Your references must be complete. Please give all author names, first names, date, place of publication, publisher, and page numbers where required (i.e. for citations). Check to ensure that references you make within the text correspond to your list of references. If you cite an Internet address please indicate in parenthesis (access date: month day, year).

REFERENCE LIST AND FOOTNOTES

List all references alphabetically, with full publication information and without any abbreviations. Where more than one reference is given for an author, they should be arranged by year, from earliest to most recent. References to books and journal titles should be in headline style.

References to titles (in journals or edited collections) should be presented in sentence case:
Haraway, Donna J. 1991. Simians, Cyborgs, and Women: The Reinvention of Nature. New York: Routledge.
Lander, Eric. 1992. DNA fingerprinting: Science, law, and the ultimate identifier. In The Code of Codes: Scientific and Social Issues in the Human Genome Project, edited by D. Kevles and L. Hood, 191-210. Cambridge, Mass.: Harvard University Press.
Smith, Dorothy. 1974. The social construction of documentary reality. Sociological Inquiry 44 (4):257-268.
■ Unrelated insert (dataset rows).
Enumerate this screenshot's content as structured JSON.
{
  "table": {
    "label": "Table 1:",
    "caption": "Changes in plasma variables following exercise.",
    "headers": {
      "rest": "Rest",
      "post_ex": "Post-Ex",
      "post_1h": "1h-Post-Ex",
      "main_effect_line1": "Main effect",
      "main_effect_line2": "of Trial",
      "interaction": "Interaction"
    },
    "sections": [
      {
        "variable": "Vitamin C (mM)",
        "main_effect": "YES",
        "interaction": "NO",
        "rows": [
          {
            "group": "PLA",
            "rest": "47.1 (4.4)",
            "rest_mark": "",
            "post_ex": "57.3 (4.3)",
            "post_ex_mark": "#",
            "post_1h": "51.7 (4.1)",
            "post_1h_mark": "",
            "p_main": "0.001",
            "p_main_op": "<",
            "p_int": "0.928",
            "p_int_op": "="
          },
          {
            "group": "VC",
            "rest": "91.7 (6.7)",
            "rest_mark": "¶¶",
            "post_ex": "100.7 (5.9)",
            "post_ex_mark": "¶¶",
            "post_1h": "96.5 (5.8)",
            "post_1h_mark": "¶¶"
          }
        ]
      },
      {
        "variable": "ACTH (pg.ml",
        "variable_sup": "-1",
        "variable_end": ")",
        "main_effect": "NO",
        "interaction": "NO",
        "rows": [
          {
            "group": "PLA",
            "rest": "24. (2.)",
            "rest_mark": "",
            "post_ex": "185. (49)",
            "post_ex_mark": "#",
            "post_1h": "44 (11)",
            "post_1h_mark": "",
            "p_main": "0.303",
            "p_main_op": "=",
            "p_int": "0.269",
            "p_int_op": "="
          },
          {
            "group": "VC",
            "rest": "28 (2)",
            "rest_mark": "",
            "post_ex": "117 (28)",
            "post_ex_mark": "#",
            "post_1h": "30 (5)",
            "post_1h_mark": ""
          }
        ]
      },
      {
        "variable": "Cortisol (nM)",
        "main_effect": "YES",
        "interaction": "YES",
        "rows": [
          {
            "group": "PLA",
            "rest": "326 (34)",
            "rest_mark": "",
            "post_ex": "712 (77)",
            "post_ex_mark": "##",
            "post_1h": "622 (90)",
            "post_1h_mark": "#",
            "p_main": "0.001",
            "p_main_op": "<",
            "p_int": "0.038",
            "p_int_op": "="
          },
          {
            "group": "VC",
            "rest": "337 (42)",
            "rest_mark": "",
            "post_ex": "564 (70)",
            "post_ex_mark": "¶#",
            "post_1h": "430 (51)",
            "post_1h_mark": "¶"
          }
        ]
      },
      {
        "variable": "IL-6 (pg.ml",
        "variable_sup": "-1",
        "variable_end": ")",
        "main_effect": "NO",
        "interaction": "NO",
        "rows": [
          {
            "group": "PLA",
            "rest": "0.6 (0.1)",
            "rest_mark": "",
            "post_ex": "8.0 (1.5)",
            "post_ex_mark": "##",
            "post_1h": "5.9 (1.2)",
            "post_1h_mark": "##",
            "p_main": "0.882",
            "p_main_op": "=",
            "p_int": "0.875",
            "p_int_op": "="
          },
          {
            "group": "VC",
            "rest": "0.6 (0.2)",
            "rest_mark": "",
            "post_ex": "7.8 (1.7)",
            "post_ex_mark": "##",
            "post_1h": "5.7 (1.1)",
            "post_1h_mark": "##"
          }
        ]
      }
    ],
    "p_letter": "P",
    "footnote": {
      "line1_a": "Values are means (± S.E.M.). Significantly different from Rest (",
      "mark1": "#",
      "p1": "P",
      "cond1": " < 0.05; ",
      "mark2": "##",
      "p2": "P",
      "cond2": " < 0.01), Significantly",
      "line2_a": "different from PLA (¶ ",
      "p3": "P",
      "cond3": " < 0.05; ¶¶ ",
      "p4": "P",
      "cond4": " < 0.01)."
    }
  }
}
Note that, despite what we are able to show here, all references of more than one line should be indented 7 spaces from the second line on. The general orientation should be that if if material is important enough to note, it should be included in the body of the text. Otherwise strive to keep the use of footnotes to an absolute minimum. When references within footnotes are required they should be typed following the format used for the text itself.

FIGURES

Must be supplied electronically in camera-ready format. Please provide figures in a PDF file and prepare them according to the following specifications:
1. At least 1" of white space between the heading (i.e. title and caption) and the figure
2. Dimensions no larger than 11 cm x 17.5 cm (26 picas by 42 picas)
3. The use of colour is encouraged. Shading is accepted but must be between 20% and 80% to reproduce effectively.

ILLUSTRATIONS

Send illustrations as a black and white image saved as a PDF file. Clearly indicate captions and credit lines.

TABLES

All tables should conform to a basic format. Please fit text and figures between three horizontal lines (no vertical lines, please). The title should be typed above the top horizontal line. The source and any notes should appear below the bottom horizontal line. Align decimal points and commas. Do not use space bar to align columns; please use proper tab settings.